Bulletin bibliographique.
Napoléon et Marie-Louise, souvenirs historiques de M. le baron de Meneval, ancien secrétaire du portefeuille de Napoléon, premier Consul et Empereur, ancien secrétaire des commandements de l'impératrice-régente, 2 vol. in-8. --Paris, 1843. Amyot. 15 fr.
Les Souvenirs historiques du M. le baron de Meneval contiennent la condamnation la plus sévère qui ait été portée jusqu'à ce jour contre Marie-Louise, et cependant leur auteur ne se pose ni en accusateur ni en juge. C'est un homme de bien qui raconte simplement, sans passion, sans colère et sans haine, et ce qu'il a vu et ce qu'il a entendu. Jamais un seul mot de blâme ou de reproche ne s'échappe malgré lui de sa plume; il n'a qu'un tort: il est trop bienveillant, mais aussi il est sincère; il dit la vérité, et, sinon toute la vérité, du moins rien que la vérité... Or, la vérité est un arrêt terrible que la postérité confirmera.
M. le baron de Meneval était encore, en 1789, un enfant; il n'avait pas entièrement achevé ses études au Collège-Mazarin, lorsqu'il fut obligé de quitter cet établissement, détruit, comme les couvents, par la Révolution. Il n'avait pas de but déterminé; il se fit homme de lettres.
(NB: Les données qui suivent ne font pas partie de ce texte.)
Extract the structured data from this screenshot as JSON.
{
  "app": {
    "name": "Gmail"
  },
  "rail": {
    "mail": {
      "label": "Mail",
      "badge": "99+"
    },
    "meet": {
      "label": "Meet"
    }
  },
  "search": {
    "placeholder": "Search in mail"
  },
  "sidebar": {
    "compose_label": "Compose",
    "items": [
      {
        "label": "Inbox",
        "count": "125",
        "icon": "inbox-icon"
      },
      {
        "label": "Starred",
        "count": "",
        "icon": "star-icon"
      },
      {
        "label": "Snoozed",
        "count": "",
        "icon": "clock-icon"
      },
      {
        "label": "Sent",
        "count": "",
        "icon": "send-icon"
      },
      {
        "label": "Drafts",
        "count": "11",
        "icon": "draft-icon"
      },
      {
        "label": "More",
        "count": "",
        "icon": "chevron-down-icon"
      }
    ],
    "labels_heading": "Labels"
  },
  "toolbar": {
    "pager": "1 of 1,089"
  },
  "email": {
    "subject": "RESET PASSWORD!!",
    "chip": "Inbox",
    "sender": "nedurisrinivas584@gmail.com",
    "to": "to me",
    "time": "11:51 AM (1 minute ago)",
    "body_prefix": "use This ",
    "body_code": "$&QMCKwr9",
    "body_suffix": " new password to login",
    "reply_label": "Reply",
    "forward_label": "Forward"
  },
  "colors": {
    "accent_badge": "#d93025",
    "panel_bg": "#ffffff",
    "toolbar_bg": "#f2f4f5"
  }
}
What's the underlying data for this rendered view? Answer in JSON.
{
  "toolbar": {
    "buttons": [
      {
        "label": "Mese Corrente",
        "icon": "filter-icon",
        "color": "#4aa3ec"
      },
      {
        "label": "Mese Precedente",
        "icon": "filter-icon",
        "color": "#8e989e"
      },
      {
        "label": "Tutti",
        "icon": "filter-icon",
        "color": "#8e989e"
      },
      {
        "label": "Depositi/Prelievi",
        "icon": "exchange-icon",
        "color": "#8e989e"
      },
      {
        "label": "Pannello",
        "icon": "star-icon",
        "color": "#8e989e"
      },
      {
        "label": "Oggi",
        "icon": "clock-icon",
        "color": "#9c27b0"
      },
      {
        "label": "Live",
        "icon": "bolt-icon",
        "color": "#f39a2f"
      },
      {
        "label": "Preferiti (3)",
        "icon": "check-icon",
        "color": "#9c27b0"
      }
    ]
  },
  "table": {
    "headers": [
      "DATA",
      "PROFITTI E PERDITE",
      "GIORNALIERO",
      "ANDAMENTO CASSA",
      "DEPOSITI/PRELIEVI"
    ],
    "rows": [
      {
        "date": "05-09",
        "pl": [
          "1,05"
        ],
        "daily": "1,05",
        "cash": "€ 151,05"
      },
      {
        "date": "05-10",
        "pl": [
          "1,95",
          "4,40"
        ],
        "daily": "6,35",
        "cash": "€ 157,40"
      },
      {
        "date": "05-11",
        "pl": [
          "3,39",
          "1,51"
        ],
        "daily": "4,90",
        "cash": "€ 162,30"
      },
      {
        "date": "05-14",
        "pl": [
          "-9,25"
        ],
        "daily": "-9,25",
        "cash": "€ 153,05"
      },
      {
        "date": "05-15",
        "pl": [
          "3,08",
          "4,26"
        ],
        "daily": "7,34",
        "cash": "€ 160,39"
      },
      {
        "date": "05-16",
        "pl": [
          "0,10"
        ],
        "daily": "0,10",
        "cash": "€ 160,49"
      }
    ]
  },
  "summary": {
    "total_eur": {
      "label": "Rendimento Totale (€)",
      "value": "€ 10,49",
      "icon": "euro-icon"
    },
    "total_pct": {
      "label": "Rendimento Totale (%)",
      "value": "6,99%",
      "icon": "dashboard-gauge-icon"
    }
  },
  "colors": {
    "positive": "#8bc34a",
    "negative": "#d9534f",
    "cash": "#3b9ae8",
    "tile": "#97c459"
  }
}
La conscription l'atteignit peu de temps après, mais il n'avait aucun goût pour l'état militaire; sa santé l'éloignait de la carrière des armes. Singulière circonstance! ses efforts pour se soustraire à l'application de la loi sur la conscription furent, dit-il, la route obscure et ignorée qui le conduisit à la protection de l'homme qui passe pour avoir été inflexible dans l'exécution de cette loi et en avoir poussé la rigueur jusqu'à ses dernières limites.»
M. Meneval avait fait, chez un de ses amis, la connaissance de Louis Bonaparte, qui le présenta à son frère Joseph, récemment arrivé de son ambassade de Rome. Joseph, ami et protecteur des gens de lettres, attacha à sa personne l'ex-élève du collège Mazarin en qualité de secrétaire, et comme il n'avait qu'à se louer de lui, il crut rendre un service à son frère Napoléon en le lui cédant. Le 3 avril 1802, M. Meneval fut installé dans ses nouvelles fonctions; quelques jours après, il remplaçait M. de Bourrienne, et dès lors il resta seul au cabinet consulaire. A dater de cette époque jusqu'en 1812, il ne quitta pas Napoléon. Des fatigues multipliées, et l'état d'épuisement dans lequel il revint à Paris après les désastres de la retraite de Moscou, lui rendaient le repos nécessaire. L'Empereur le plaça en convalescence, selon son expression, auprès de l'Impératrice, en qualité de secrétaire des commandements, emploi auquel il avait refusé jusqu'alors de nommer. M. Meneval, créé baron, accompagna Marie-Louise à Vienne, et ne rentra en France qu'au mois de mai 1815. Il voulait suivre Napoléon dans son exil; mais des circonstances indépendantes de sa volonté l'en empêchèrent. Plus tard, il sollicita vainement du gouvernement anglais l'autorisation de partager la captivité de son maître; il n'obtint qu'un refus déguisé.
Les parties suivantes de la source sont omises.